What works in The Angry Birds Movie is the ability of directors Clay Kaytis and Fergal Reilly to sufficiently capture the look-and-feel of the original game and the voice casting. Subtle and not-so-subtle references dot the film’s landscape such as Red asking about a customer’s experience rating: “how many stars would you give me, out of three?” Eagle-eyed viewers will also spot familiar landscapes, character art, and other elements drawn directly from, or clearly inspired by, the gameplay.
The animation is perfectly fine, bolstered by a strong voice cast. Sudeikis in particular draws upon his signature snarky tone to give Red a humorous quality through lines laces dripping with sarcasm and acerbic wit. Peter Dinklage (Game of Thrones) also puts in amusing performance as a Mighty Eagle—a pompous once-beloved hero (for reasons never quite explained), who holds himself in extremely high regard. He dispels gibberish and calls it wisdom, but does it with such confidence that one can’t help but chuckle.

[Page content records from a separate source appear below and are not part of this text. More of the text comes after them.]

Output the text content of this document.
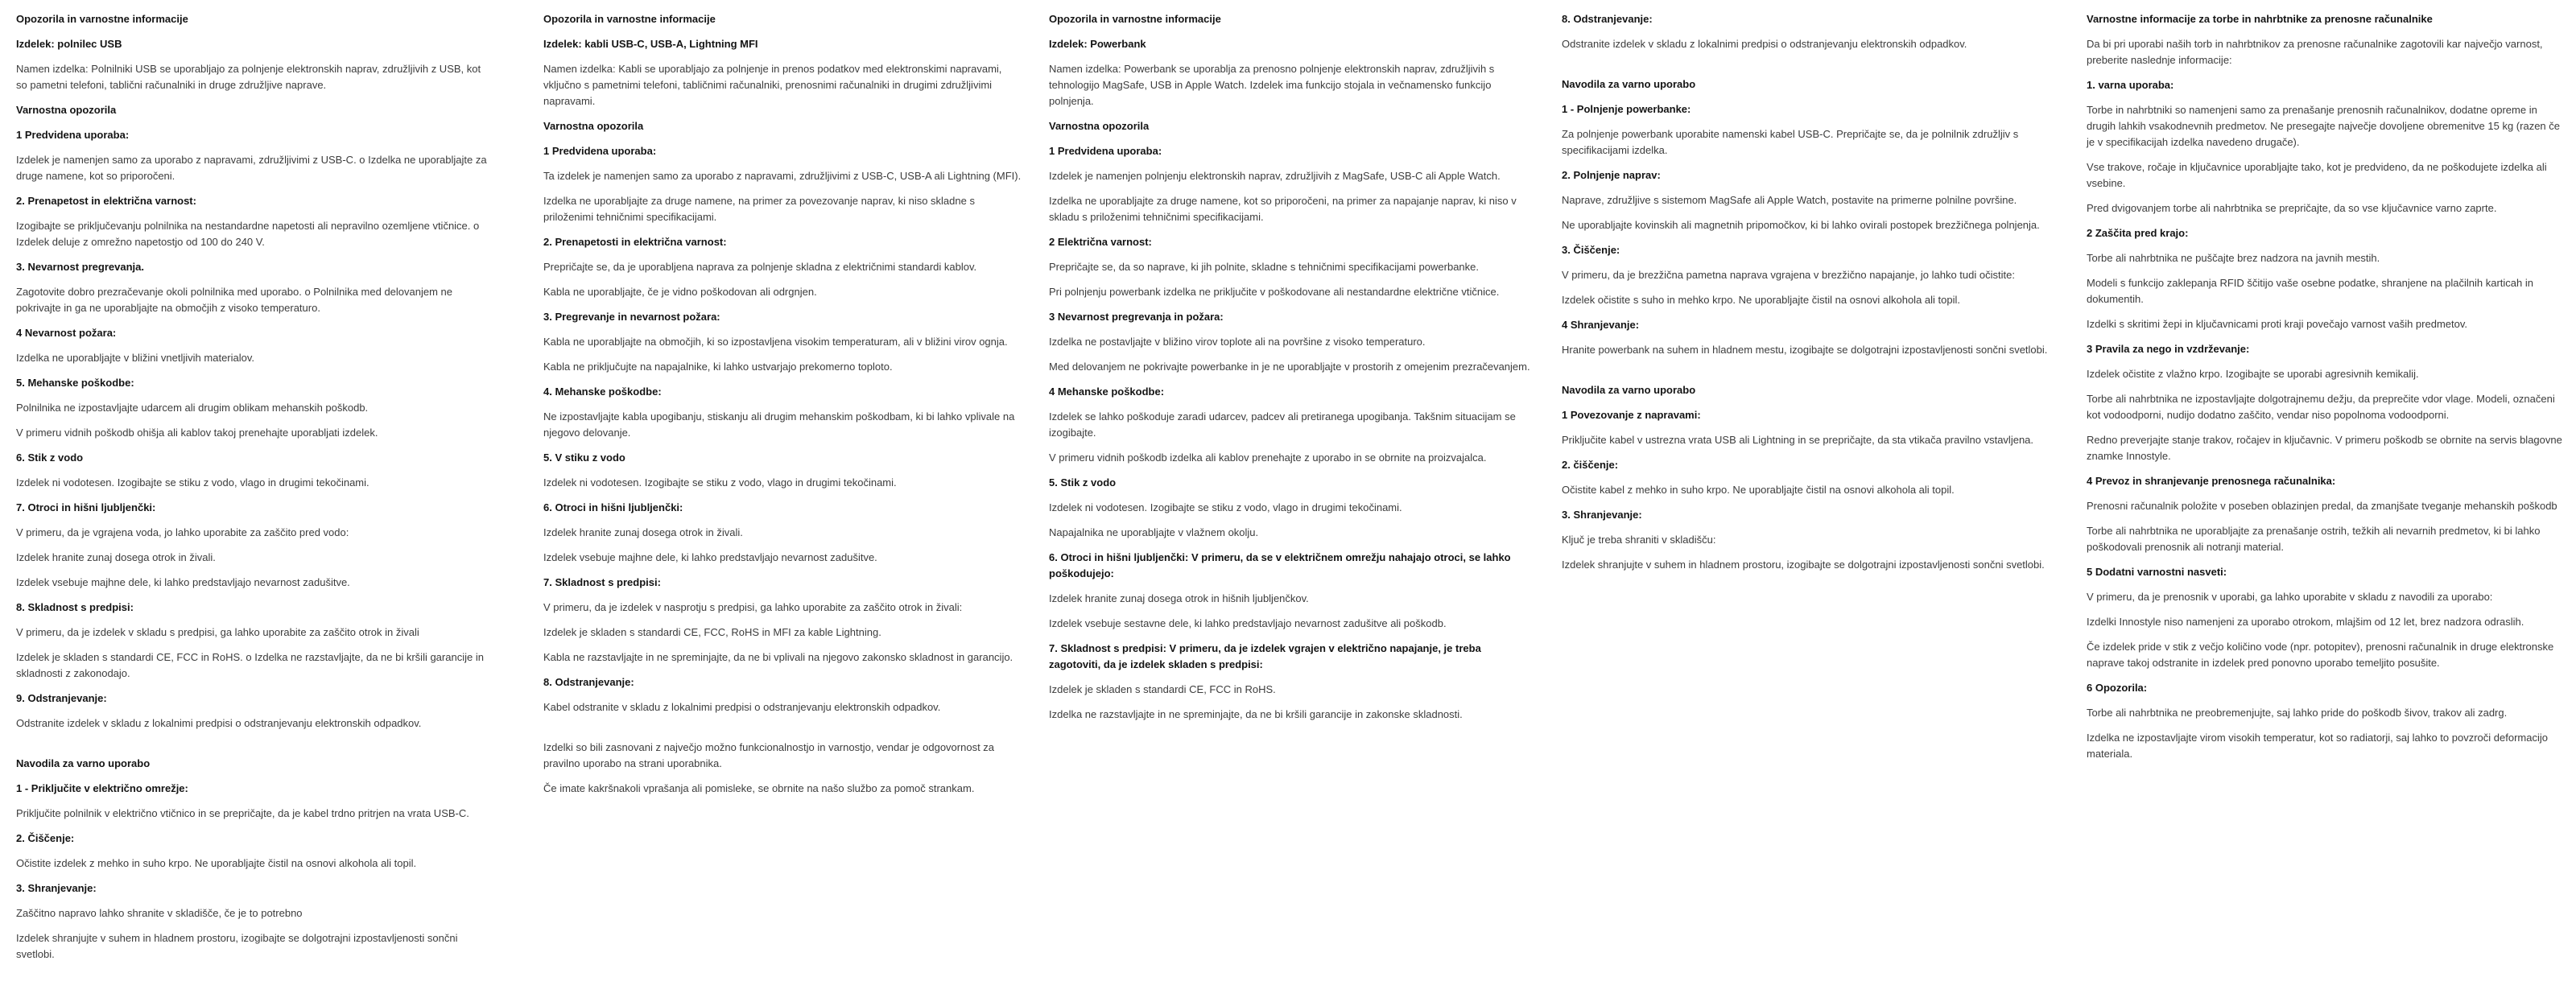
Opozorila in varnostne informacije
Izdelek: polnilec USB
Namen izdelka: Polnilniki USB se uporabljajo za polnjenje elektronskih naprav, združljivih z USB, kot so pametni telefoni, tablični računalniki in druge združljive naprave.
Varnostna opozorila
1 Predvidena uporaba:
Izdelek je namenjen samo za uporabo z napravami, združljivimi z USB-C. o Izdelka ne uporabljajte za druge namene, kot so priporočeni.
2. Prenapetost in električna varnost:
Izogibajte se priključevanju polnilnika na nestandardne napetosti ali nepravilno ozemljene vtičnice. o Izdelek deluje z omrežno napetostjo od 100 do 240 V.
3. Nevarnost pregrevanja.
Zagotovite dobro prezračevanje okoli polnilnika med uporabo. o Polnilnika med delovanjem ne pokrivajte in ga ne uporabljajte na območjih z visoko temperaturo.
4 Nevarnost požara:
Izdelka ne uporabljajte v bližini vnetljivih materialov.
5. Mehanske poškodbe:
Polnilnika ne izpostavljajte udarcem ali drugim oblikam mehanskih poškodb.
V primeru vidnih poškodb ohišja ali kablov takoj prenehajte uporabljati izdelek.
6. Stik z vodo
Izdelek ni vodotesen. Izogibajte se stiku z vodo, vlago in drugimi tekočinami.
7. Otroci in hišni ljubljenčki:
V primeru, da je vgrajena voda, jo lahko uporabite za zaščito pred vodo:
Izdelek hranite zunaj dosega otrok in živali.
Izdelek vsebuje majhne dele, ki lahko predstavljajo nevarnost zadušitve.
8. Skladnost s predpisi:
V primeru, da je izdelek v skladu s predpisi, ga lahko uporabite za zaščito otrok in živali
Izdelek je skladen s standardi CE, FCC in RoHS. o Izdelka ne razstavljajte, da ne bi kršili garancije in skladnosti z zakonodajo.
9. Odstranjevanje:
Odstranite izdelek v skladu z lokalnimi predpisi o odstranjevanju elektronskih odpadkov.
Navodila za varno uporabo
1 - Priključite v električno omrežje:
Priključite polnilnik v električno vtičnico in se prepričajte, da je kabel trdno pritrjen na vrata USB-C.
2. Čiščenje:
Očistite izdelek z mehko in suho krpo. Ne uporabljajte čistil na osnovi alkohola ali topil.
3. Shranjevanje:
Zaščitno napravo lahko shranite v skladišče, če je to potrebno
Izdelek shranjujte v suhem in hladnem prostoru, izogibajte se dolgotrajni izpostavljenosti sončni svetlobi.
Opozorila in varnostne informacije
Izdelek: kabli USB-C, USB-A, Lightning MFI
Namen izdelka: Kabli se uporabljajo za polnjenje in prenos podatkov med elektronskimi napravami, vključno s pametnimi telefoni, tabličnimi računalniki, prenosnimi računalniki in drugimi združljivimi napravami.
Varnostna opozorila
1 Predvidena uporaba:
Ta izdelek je namenjen samo za uporabo z napravami, združljivimi z USB-C, USB-A ali Lightning (MFI).
Izdelka ne uporabljajte za druge namene, na primer za povezovanje naprav, ki niso skladne s priloženimi tehničnimi specifikacijami.
2. Prenapetosti in električna varnost:
Prepričajte se, da je uporabljena naprava za polnjenje skladna z električnimi standardi kablov.
Kabla ne uporabljajte, če je vidno poškodovan ali odrgnjen.
3. Pregrevanje in nevarnost požara:
Kabla ne uporabljajte na območjih, ki so izpostavljena visokim temperaturam, ali v bližini virov ognja.
Kabla ne priključujte na napajalnike, ki lahko ustvarjajo prekomerno toploto.
4. Mehanske poškodbe:
Ne izpostavljajte kabla upogibanju, stiskanju ali drugim mehanskim poškodbam, ki bi lahko vplivale na njegovo delovanje.
5. V stiku z vodo
Izdelek ni vodotesen. Izogibajte se stiku z vodo, vlago in drugimi tekočinami.
6. Otroci in hišni ljubljenčki:
Izdelek hranite zunaj dosega otrok in živali.
Izdelek vsebuje majhne dele, ki lahko predstavljajo nevarnost zadušitve.
7. Skladnost s predpisi:
V primeru, da je izdelek v nasprotju s predpisi, ga lahko uporabite za zaščito otrok in živali:
Izdelek je skladen s standardi CE, FCC, RoHS in MFI za kable Lightning.
Kabla ne razstavljajte in ne spreminjajte, da ne bi vplivali na njegovo zakonsko skladnost in garancijo.
8. Odstranjevanje:
Kabel odstranite v skladu z lokalnimi predpisi o odstranjevanju elektronskih odpadkov.
Izdelki so bili zasnovani z največjo možno funkcionalnostjo in varnostjo, vendar je odgovornost za pravilno uporabo na strani uporabnika.
Če imate kakršnakoli vprašanja ali pomisleke, se obrnite na našo službo za pomoč strankam.
Opozorila in varnostne informacije
Izdelek: Powerbank
Namen izdelka: Powerbank se uporablja za prenosno polnjenje elektronskih naprav, združljivih s tehnologijo MagSafe, USB in Apple Watch. Izdelek ima funkcijo stojala in večnamensko funkcijo polnjenja.
Varnostna opozorila
1 Predvidena uporaba:
Izdelek je namenjen polnjenju elektronskih naprav, združljivih z MagSafe, USB-C ali Apple Watch.
Izdelka ne uporabljajte za druge namene, kot so priporočeni, na primer za napajanje naprav, ki niso v skladu s priloženimi tehničnimi specifikacijami.
2 Električna varnost:
Prepričajte se, da so naprave, ki jih polnite, skladne s tehničnimi specifikacijami powerbanke.
Pri polnjenju powerbank izdelka ne priključite v poškodovane ali nestandardne električne vtičnice.
3 Nevarnost pregrevanja in požara:
Izdelka ne postavljajte v bližino virov toplote ali na površine z visoko temperaturo.
Med delovanjem ne pokrivajte powerbanke in je ne uporabljajte v prostorih z omejenim prezračevanjem.
4 Mehanske poškodbe:
Izdelek se lahko poškoduje zaradi udarcev, padcev ali pretiranega upogibanja. Takšnim situacijam se izogibajte.
V primeru vidnih poškodb izdelka ali kablov prenehajte z uporabo in se obrnite na proizvajalca.
5. Stik z vodo
Izdelek ni vodotesen. Izogibajte se stiku z vodo, vlago in drugimi tekočinami.
Napajalnika ne uporabljajte v vlažnem okolju.
6. Otroci in hišni ljubljenčki: V primeru, da se v električnem omrežju nahajajo otroci, se lahko poškodujejo:
Izdelek hranite zunaj dosega otrok in hišnih ljubljenčkov.
Izdelek vsebuje sestavne dele, ki lahko predstavljajo nevarnost zadušitve ali poškodb.
7. Skladnost s predpisi: V primeru, da je izdelek vgrajen v električno napajanje, je treba zagotoviti, da je izdelek skladen s predpisi:
Izdelek je skladen s standardi CE, FCC in RoHS.
Izdelka ne razstavljajte in ne spreminjajte, da ne bi kršili garancije in zakonske skladnosti.
8. Odstranjevanje:
Odstranite izdelek v skladu z lokalnimi predpisi o odstranjevanju elektronskih odpadkov.
Navodila za varno uporabo
1 - Polnjenje powerbanke:
Za polnjenje powerbank uporabite namenski kabel USB-C. Prepričajte se, da je polnilnik združljiv s specifikacijami izdelka.
2. Polnjenje naprav:
Naprave, združljive s sistemom MagSafe ali Apple Watch, postavite na primerne polnilne površine.
Ne uporabljajte kovinskih ali magnetnih pripomočkov, ki bi lahko ovirali postopek brezžičnega polnjenja.
3. Čiščenje:
V primeru, da je brezžična pametna naprava vgrajena v brezžično napajanje, jo lahko tudi očistite:
Izdelek očistite s suho in mehko krpo. Ne uporabljajte čistil na osnovi alkohola ali topil.
4 Shranjevanje:
Hranite powerbank na suhem in hladnem mestu, izogibajte se dolgotrajni izpostavljenosti sončni svetlobi.
Navodila za varno uporabo
1 Povezovanje z napravami:
Priključite kabel v ustrezna vrata USB ali Lightning in se prepričajte, da sta vtikača pravilno vstavljena.
2. čiščenje:
Očistite kabel z mehko in suho krpo. Ne uporabljajte čistil na osnovi alkohola ali topil.
3. Shranjevanje:
Ključ je treba shraniti v skladišču:
Izdelek shranjujte v suhem in hladnem prostoru, izogibajte se dolgotrajni izpostavljenosti sončni svetlobi.
Varnostne informacije za torbe in nahrbtnike za prenosne računalnike
Da bi pri uporabi naših torb in nahrbtnikov za prenosne računalnike zagotovili kar največjo varnost, preberite naslednje informacije:
1. varna uporaba:
Torbe in nahrbtniki so namenjeni samo za prenašanje prenosnih računalnikov, dodatne opreme in drugih lahkih vsakodnevnih predmetov. Ne presegajte največje dovoljene obremenitve 15 kg (razen če je v specifikacijah izdelka navedeno drugače).
Vse trakove, ročaje in ključavnice uporabljajte tako, kot je predvideno, da ne poškodujete izdelka ali vsebine.
Pred dvigovanjem torbe ali nahrbtnika se prepričajte, da so vse ključavnice varno zaprte.
2 Zaščita pred krajo:
Torbe ali nahrbtnika ne puščajte brez nadzora na javnih mestih.
Modeli s funkcijo zaklepanja RFID ščitijo vaše osebne podatke, shranjene na plačilnih karticah in dokumentih.
Izdelki s skritimi žepi in ključavnicami proti kraji povečajo varnost vaših predmetov.
3 Pravila za nego in vzdrževanje:
Izdelek očistite z vlažno krpo. Izogibajte se uporabi agresivnih kemikalij.
Torbe ali nahrbtnika ne izpostavljajte dolgotrajnemu dežju, da preprečite vdor vlage. Modeli, označeni kot vodoodporni, nudijo dodatno zaščito, vendar niso popolnoma vodoodporni.
Redno preverjajte stanje trakov, ročajev in ključavnic. V primeru poškodb se obrnite na servis blagovne znamke Innostyle.
4 Prevoz in shranjevanje prenosnega računalnika:
Prenosni računalnik položite v poseben oblazinjen predal, da zmanjšate tveganje mehanskih poškodb
Torbe ali nahrbtnika ne uporabljajte za prenašanje ostrih, težkih ali nevarnih predmetov, ki bi lahko poškodovali prenosnik ali notranji material.
5 Dodatni varnostni nasveti:
V primeru, da je prenosnik v uporabi, ga lahko uporabite v skladu z navodili za uporabo:
Izdelki Innostyle niso namenjeni za uporabo otrokom, mlajšim od 12 let, brez nadzora odraslih.
Če izdelek pride v stik z večjo količino vode (npr. potopitev), prenosni računalnik in druge elektronske naprave takoj odstranite in izdelek pred ponovno uporabo temeljito posušite.
6 Opozorila:
Torbe ali nahrbtnika ne preobremenjujte, saj lahko pride do poškodb šivov, trakov ali zadrg.
Izdelka ne izpostavljajte virom visokih temperatur, kot so radiatorji, saj lahko to povzroči deformacijo materiala.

While The Angry Birds Movie is well cast and offers a welcome sense of familiarity, it falters with the funny. The Angry Birds Movie relies a lot on joke types that simply don’t work: potty humor, obscure references, and repetition. An eagle urinating for a good 90 seconds into a lake that the birds have recently swum in is not comedy, it’s disgusting. At one point two main characters wear disguises clearly mimicking the outfits from Fear and Loathing in Las Vegas. Will anyone get this reference? And finally, while watching Red disproportionally blow his cool once is cute (and theme-appropriate), by 5th time the trope is annoying.
The Angry Birds Movie also misses a huge opportunity, thematically. Like most animated films, the ostracized character has a cathartic narrative arc that ends with them being recognized and appreciated by the community that once isolated him. But this resolution comes without meaning and growth. Red doesn’t really change, at least all that much, so his motivations are confusing. The Angry Birds Movie could have used this film as a way to explain that it’s okay to be mad once in a while—it’s normal and healthy. Instead, the message comes across as: don’t be trusting, be mad as that’s what will ultimately benefit you.
The Angry Birds Movie will likely satiate younger audience members who solely have the desire to see the game they love adapted into cinematic form. Unfortunately, there’s not much substance behind the execution.